Banks will face difficult climate this year

  • 2010-01-21
  • From wire reports

RIGA - Eastern European banks will continue to face difficult times as the outlook for the financial services industry in these countries, which will likely stay stuck in recession this year, remains “worrying,” says Capital Economics, reports Bloomberg. “Funding positions remain weak” in Hungary, Romania, Bulgaria and the Baltic states of Latvia, Lithuania and Estonia, reports Capital’s London-based senior emerging-markets economist Neil Shearing. “Credit conditions are at best likely to remain extremely tight as the excesses of the past decade are unwound.”

These six economies will continue to shrink this year for a second straight year, stifling demand for credit such as consumer loans and mortgages, forecasts Shearing. The slow pace of credit expansion is due more to an ongoing “deleveraging” by households and companies, rather than to prudent lending standards, he wrote.

East European banks and their parent companies in Austria, Italy, Germany and Sweden have reported a surge in delinquent loans after the region’s currencies weakened last year, boosting servicing costs on foreign-exchange denominated loans. The IMF had to step in with rescue plans for Hungary, Romania, Latvia and Ukraine as these countries failed to finance external debt.

“Another significant deterioration in the global financing environment could trigger a fresh wave of banking troubles,” Shearing warns.
He adds that Latvia, Estonia, Romania and Bulgaria have the highest proportion of non-performing loans in the region, at 14.5 percent, 12 percent, 11.2 percent and 10.1 percent of total loans, respectively. Hungary’s delinquent loans are 9.5 percent of the total and the figure for Lithuania is 8.2 percent, says the economist.

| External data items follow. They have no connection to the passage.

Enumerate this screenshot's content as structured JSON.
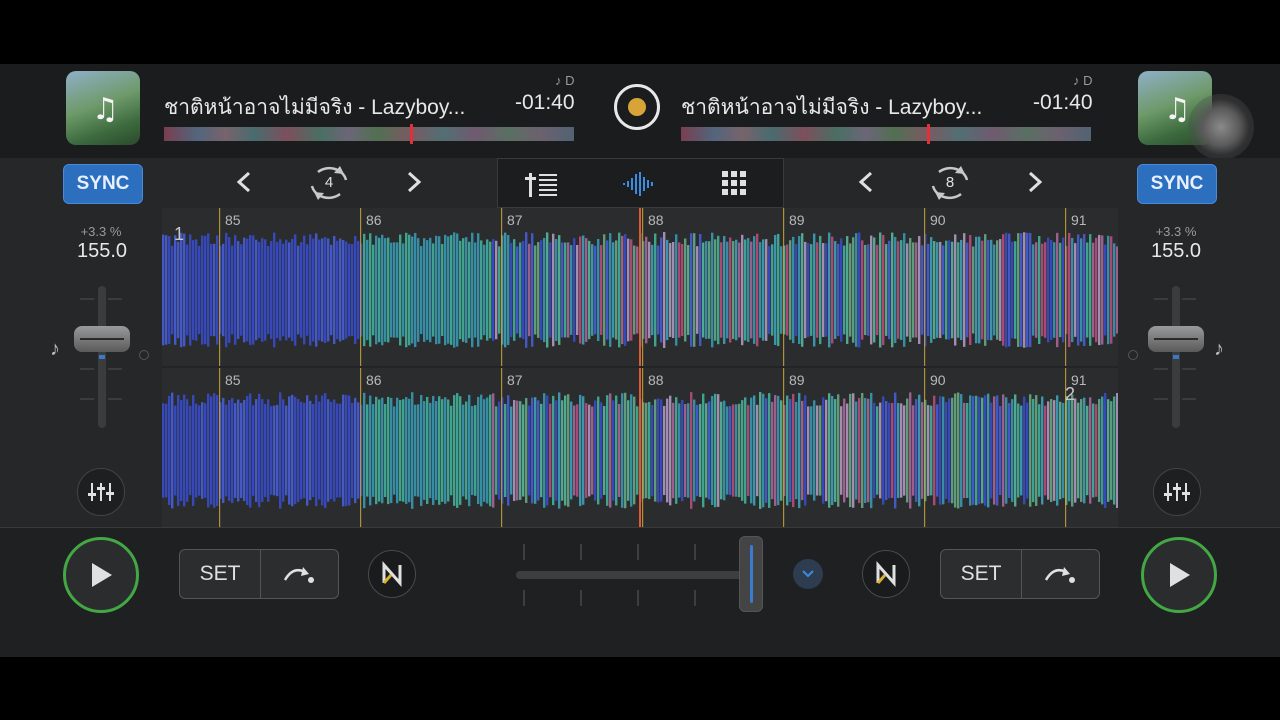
{
  "deck_a": {
    "track_title": "ชาติหน้าอาจไม่มีจริง - Lazyboy...",
    "time_remaining": "-01:40",
    "key_label": "♪ D",
    "sync_label": "SYNC",
    "pitch_percent": "+3.3 %",
    "bpm": "155.0",
    "loop_size": "4",
    "deck_number": "1",
    "cue_set_label": "SET",
    "overview_progress": 0.6
  },
  "deck_b": {
    "track_title": "ชาติหน้าอาจไม่มีจริง - Lazyboy...",
    "time_remaining": "-01:40",
    "key_label": "♪ D",
    "sync_label": "SYNC",
    "pitch_percent": "+3.3 %",
    "bpm": "155.0",
    "loop_size": "8",
    "deck_number": "2",
    "cue_set_label": "SET",
    "overview_progress": 0.6
  },
  "beat_markers": [
    "85",
    "86",
    "87",
    "88",
    "89",
    "90",
    "91"
  ],
  "crossfader_position": 0.98,
  "colors": {
    "sync_blue": "#2c6fbf",
    "play_green": "#43a843",
    "playhead": "#e05a30",
    "beat_marker": "#c8a23a",
    "center_knob_dot": "#d9a437"
  },
  "icons": {
    "mode_tabs": [
      "mixer-icon",
      "waveform-icon",
      "pads-grid-icon"
    ],
    "nav": [
      "chevron-left-icon",
      "loop-icon",
      "chevron-right-icon"
    ]
  }
}
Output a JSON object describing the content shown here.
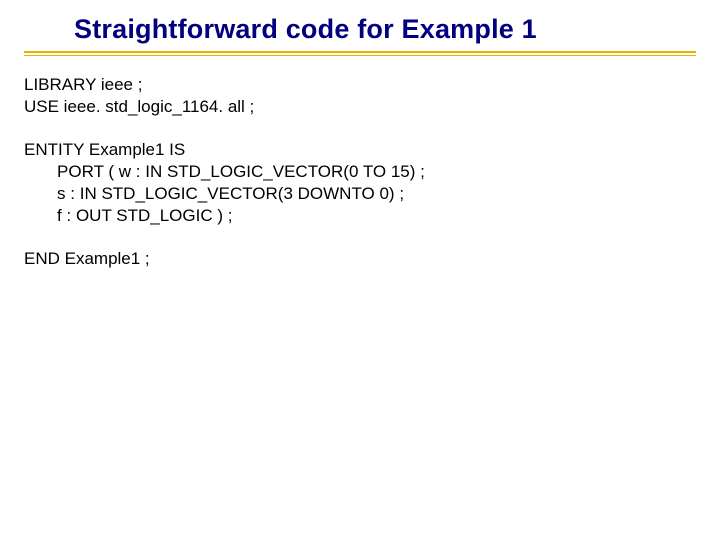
{
  "slide": {
    "title": "Straightforward code for Example 1",
    "code": "LIBRARY ieee ;\nUSE ieee. std_logic_1164. all ;\n\nENTITY Example1 IS\n       PORT ( w : IN STD_LOGIC_VECTOR(0 TO 15) ;\n       s : IN STD_LOGIC_VECTOR(3 DOWNTO 0) ;\n       f : OUT STD_LOGIC ) ;\n\nEND Example1 ;"
  }
}
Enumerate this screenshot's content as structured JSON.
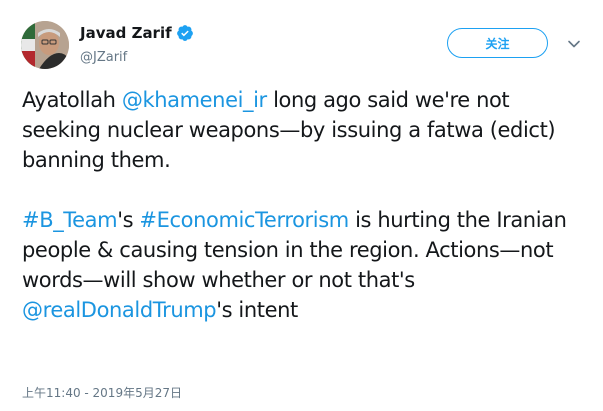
{
  "user": {
    "display_name": "Javad Zarif",
    "handle": "@JZarif"
  },
  "follow_button_label": "关注",
  "tweet": {
    "p1_a": "Ayatollah ",
    "mention_khamenei": "@khamenei_ir",
    "p1_b": " long ago said we're not seeking nuclear weapons—by issuing a fatwa (edict) banning them.",
    "hashtag_bteam": "#B_Team",
    "p2_a": "'s ",
    "hashtag_econ": "#EconomicTerrorism",
    "p2_b": " is hurting the Iranian people & causing tension in the region. Actions—not words—will show whether or not that's ",
    "mention_trump": "@realDonaldTrump",
    "p2_c": "'s intent"
  },
  "timestamp": "上午11:40 - 2019年5月27日",
  "colors": {
    "link": "#1b95e0",
    "follow_border": "#1da1f2",
    "muted": "#657786",
    "verified": "#1da1f2"
  },
  "icons": {
    "verified": "verified-badge-icon",
    "caret": "chevron-down-icon"
  }
}
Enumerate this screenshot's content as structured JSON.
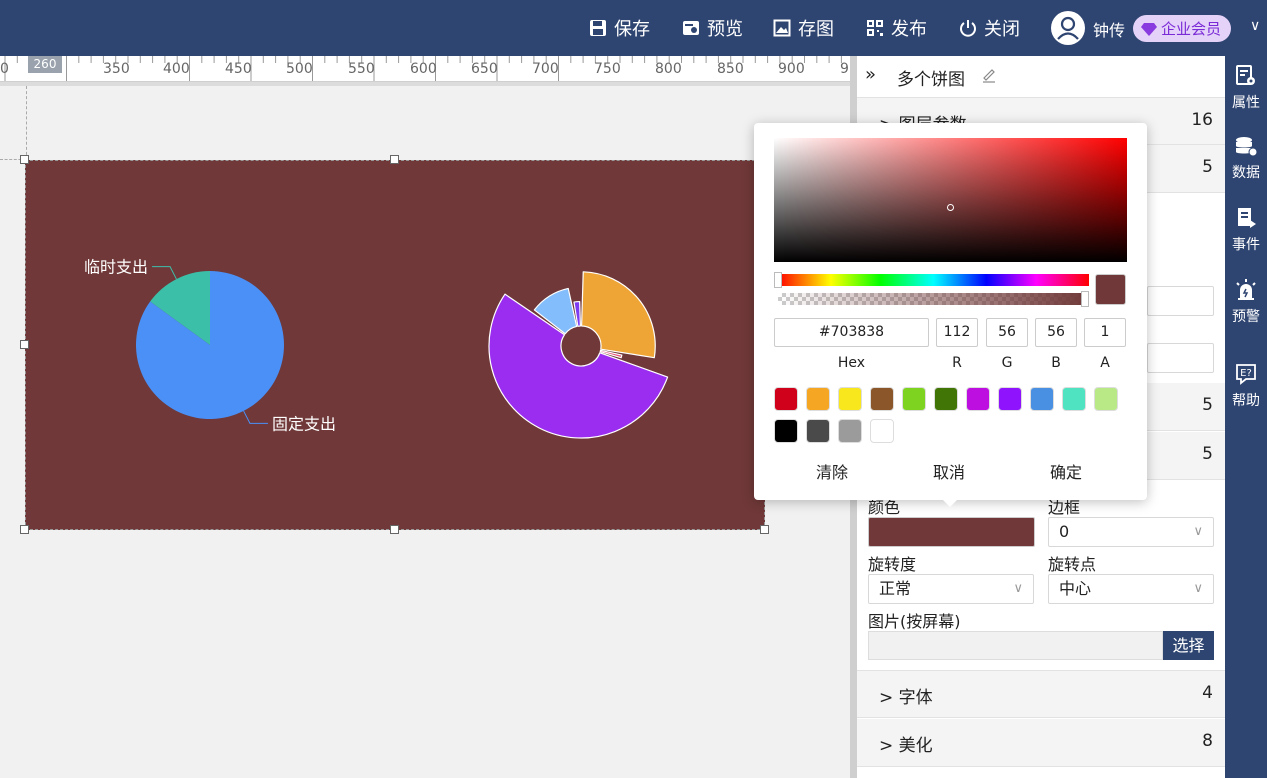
{
  "toolbar": {
    "save": "保存",
    "preview": "预览",
    "save_image": "存图",
    "publish": "发布",
    "close": "关闭",
    "username": "钟传",
    "membership": "企业会员"
  },
  "ruler": {
    "marker": "260",
    "ticks": [
      "0",
      "350",
      "400",
      "450",
      "500",
      "550",
      "600",
      "650",
      "700",
      "750",
      "800",
      "850",
      "900",
      "9"
    ]
  },
  "component_bg": "#703838",
  "chart_data": [
    {
      "type": "pie",
      "labels": [
        "临时支出",
        "固定支出"
      ],
      "values": [
        15,
        85
      ],
      "colors": [
        "#3cbfa9",
        "#4a90f7"
      ]
    },
    {
      "type": "pie",
      "variant": "rose",
      "labels": [],
      "values": [
        28,
        2,
        55,
        12,
        3
      ],
      "colors": [
        "#eea536",
        "#e8547a",
        "#9b2df0",
        "#83bdfb",
        "#7d3bf2"
      ]
    }
  ],
  "panel": {
    "title": "多个饼图",
    "sections": [
      {
        "label": "图层参数",
        "count": "16"
      },
      {
        "count": "5"
      },
      {
        "count": "5"
      },
      {
        "count": "5"
      }
    ],
    "color_label": "颜色",
    "border_label": "边框",
    "border_value": "0",
    "rotation_label": "旋转度",
    "rotation_value": "正常",
    "pivot_label": "旋转点",
    "pivot_value": "中心",
    "image_label": "图片(按屏幕)",
    "image_button": "选择",
    "font_section": {
      "label": "字体",
      "count": "4"
    },
    "beautify_section": {
      "label": "美化",
      "count": "8"
    }
  },
  "sidebar": {
    "items": [
      "属性",
      "数据",
      "事件",
      "预警",
      "帮助"
    ]
  },
  "picker": {
    "hex": "#703838",
    "r": "112",
    "g": "56",
    "b": "56",
    "a": "1",
    "hex_label": "Hex",
    "r_label": "R",
    "g_label": "G",
    "b_label": "B",
    "a_label": "A",
    "swatches": [
      "#d0021b",
      "#f5a623",
      "#f8e71c",
      "#8b572a",
      "#7ed321",
      "#417505",
      "#bd10e0",
      "#9013fe",
      "#4a90e2",
      "#50e3c2",
      "#b8e986",
      "#000000",
      "#4a4a4a",
      "#9b9b9b",
      "#ffffff"
    ],
    "clear": "清除",
    "cancel": "取消",
    "confirm": "确定"
  }
}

Foreign-currency loans account for 91 percent of the total in Latvia, 87.1 percent in Estonia and 71.8 percent in Lithuania, says the report. In Hungary, Romania and Bulgaria, foreign-currency loans account for about two-thirds of outstanding credit.
Russian banks’ funding positions appear “sound,” capital ratios are high and bad debt is low, says Shearing. Official data, however, may understate the extent of non-performing loans, at 6 percent of the total, as Shearing puts the actual number “closer to 20 percent.” While the four largest banks in Russia, all state-owned, are backed by the government’s “strong” balance sheet, the more than 1,100 smaller lenders will be hit hard should oil prices decline, according to Shearing.

Polish, Czech, Slovak and Turkish banks are “in reasonable shape,” he said, with a lower proportion of foreign-currency loans, secure funding positions and better access to credit by households and businesses than elsewhere in the region.